I’ll admit that the first day back was a little intimidating. A fine layer of dust and ash coated every inch of floor and furniture. Lizard poop and what looked suspiciously like rat pellets were sprinkled like perverse confetti over my dishes and silky spider webs fluttered in the breeze like eerie party streamers. I felt like our home was the playhouse we had outgrown for a season and were now coming back to inspect in a nostalgic moment. The refrigerator, warm enough to be make-believe, was littered with the carcasses or tiny jewel-colored beetles. How did they get in there? Termites had tunneled through one of my cookbooks, leaving it a mess of dirt and half eaten recipes for baked oatmeal and chocolate cake. And our tent…oh, our tent. It bore sad testimony to the seasonal winds that have already knocked down our bamboo fence a half a dozen times. It was hard to know where to start.
Bryan began by hooking up the solar panels and I filtered mosquito larvae out of the stagnant water left in our tank. But while I did, a line from my mother-in-law’s most recent e-mail kept flitting through my head. "But I will tell both of you this, it will be very hard there with a baby...wonderful, but hard." I looked at my reflection in the murky water, and for the first time in this pregnancy, felt my confindence waver.
But I woke up this morning with renewed optimism. One of the things that most affects me about this place when I have been gone for a while is the silence. No cars, TVs or loud music. The silence isn’t empty though. It’s flecked with the sounds of wind, birds and far-off children and their goats. Rich silence. In fact this morning brought to my mind and senses memories of my grandparent’s house in Carazozo, New Mexico, - odd because they haven’t lived there in a long time and I only have a handful of memories of ever having been there myself. But something about the cool, dry air whispering through the rain gutter felt familiar from a long time ago.
There are things I do not like about living where I do, things that I know will not get easier with a baby. I hate having to sweep sand out of my kitchen every morning, but I love having a breeze skirt through my entire house all day. I hate having to flush the toilet with buckets, but I love being forced to live in a way that makes me treasure and appreciate every bucket full. I hate having to substitute half of the ingredients the recipe calls for, but I love cooking with only what is ripe, available and in season. I hate the occasional rat that finds its way too close to home, but, I confess, I love the daily adventure of wildlife, exotic and not-so-exotic, that finds its way into our fence.

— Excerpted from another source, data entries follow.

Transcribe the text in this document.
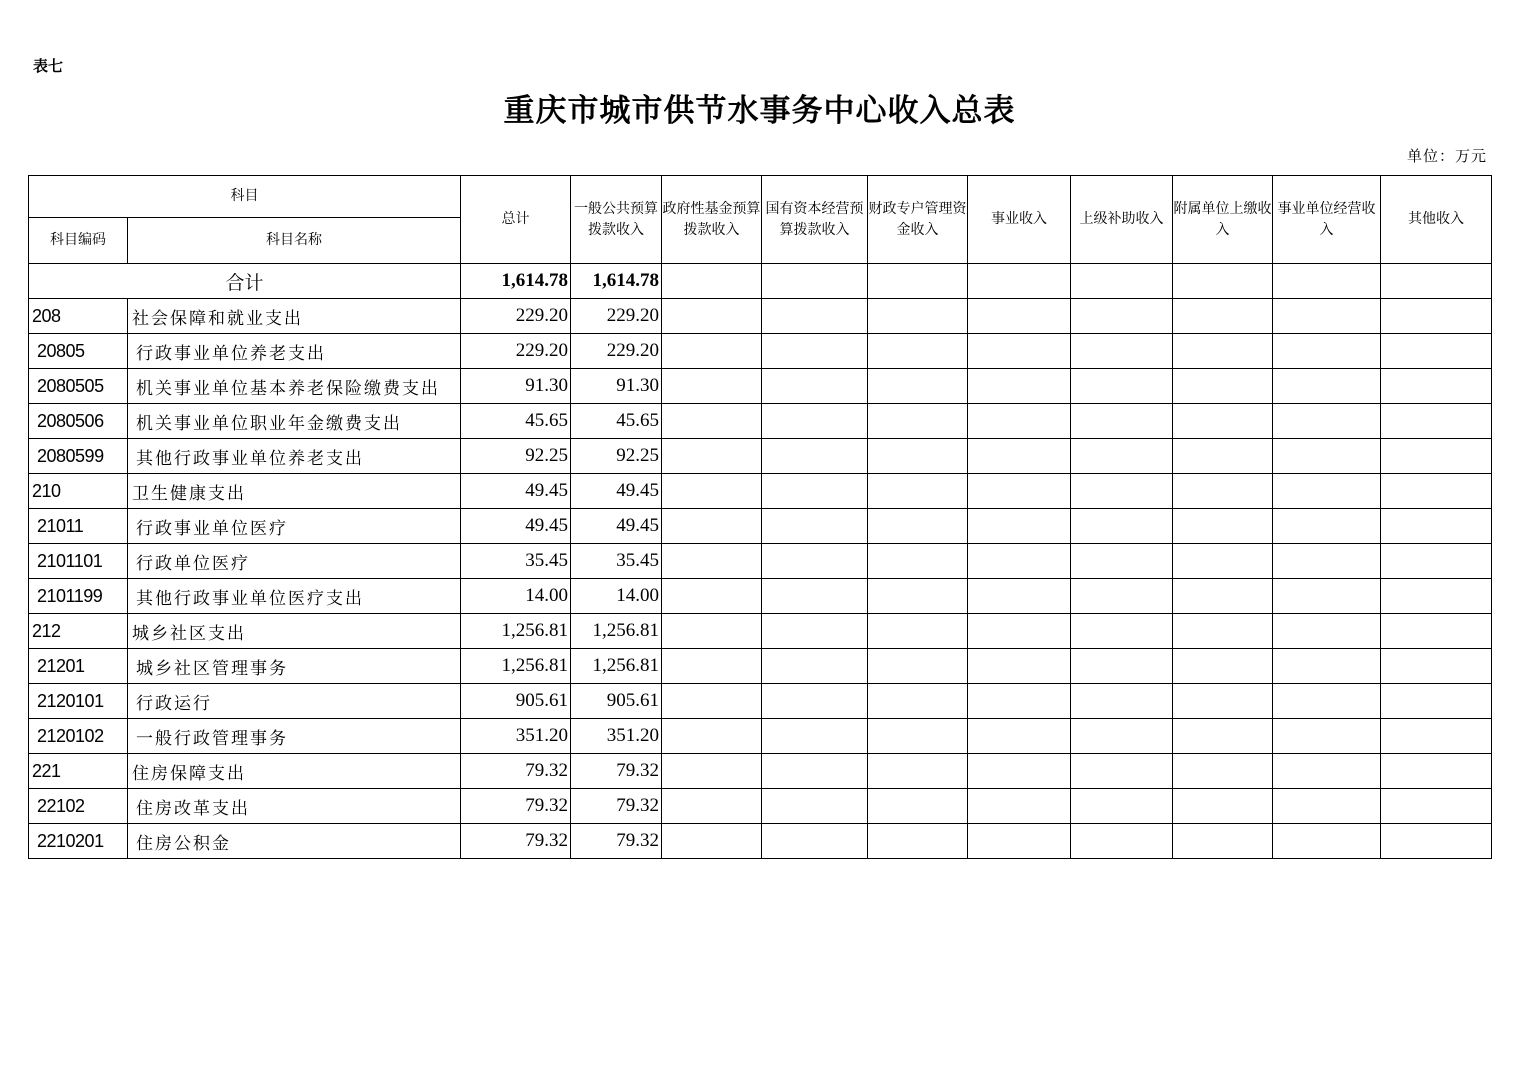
表七
重庆市城市供节水事务中心收入总表
单位：万元
科目		总计	一般公共预算拨款收入	政府性基金预算拨款收入	国有资本经营预算拨款收入	财政专户管理资金收入	事业收入	上级补助收入	附属单位上缴收入	事业单位经营收入	其他收入
科目编码	科目名称										
合计		1,614.78	1,614.78								
208	社会保障和就业支出	229.20	229.20								
20805	行政事业单位养老支出	229.20	229.20								
2080505	机关事业单位基本养老保险缴费支出	91.30	91.30								
2080506	机关事业单位职业年金缴费支出	45.65	45.65								
2080599	其他行政事业单位养老支出	92.25	92.25								
210	卫生健康支出	49.45	49.45								
21011	行政事业单位医疗	49.45	49.45								
2101101	行政单位医疗	35.45	35.45								
2101199	其他行政事业单位医疗支出	14.00	14.00								
212	城乡社区支出	1,256.81	1,256.81								
21201	城乡社区管理事务	1,256.81	1,256.81								
2120101	行政运行	905.61	905.61								
2120102	一般行政管理事务	351.20	351.20								
221	住房保障支出	79.32	79.32								
22102	住房改革支出	79.32	79.32								
2210201	住房公积金	79.32	79.32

Last night the winds kicked up at around two in the morning. It howled and tumbled over us, carrying sounds from the desert in the North. We lay awake listing to every creak and bang, praying the roofs would stay put and the fence would stand strong. I could hear the sand slipping in under the door and lying in wait for me on the kitchen floor. At one point I rolled over to my side and my daughter woke up. She began kicking furiously, pushing her skin against mine, fingertips against my insides. The feeling almost tickled and it made me smile in the dark. I could feel her curiosity, her interest in this strange outside world. And it comforted me to think that maybe, just maybe, I was in the company of someone else intimidated by the immensity of this world, but enchanted by all it has to offer. Maybe she is just as excited about seeing this world as I am about showing it to her. As wonderful and hard as it may be.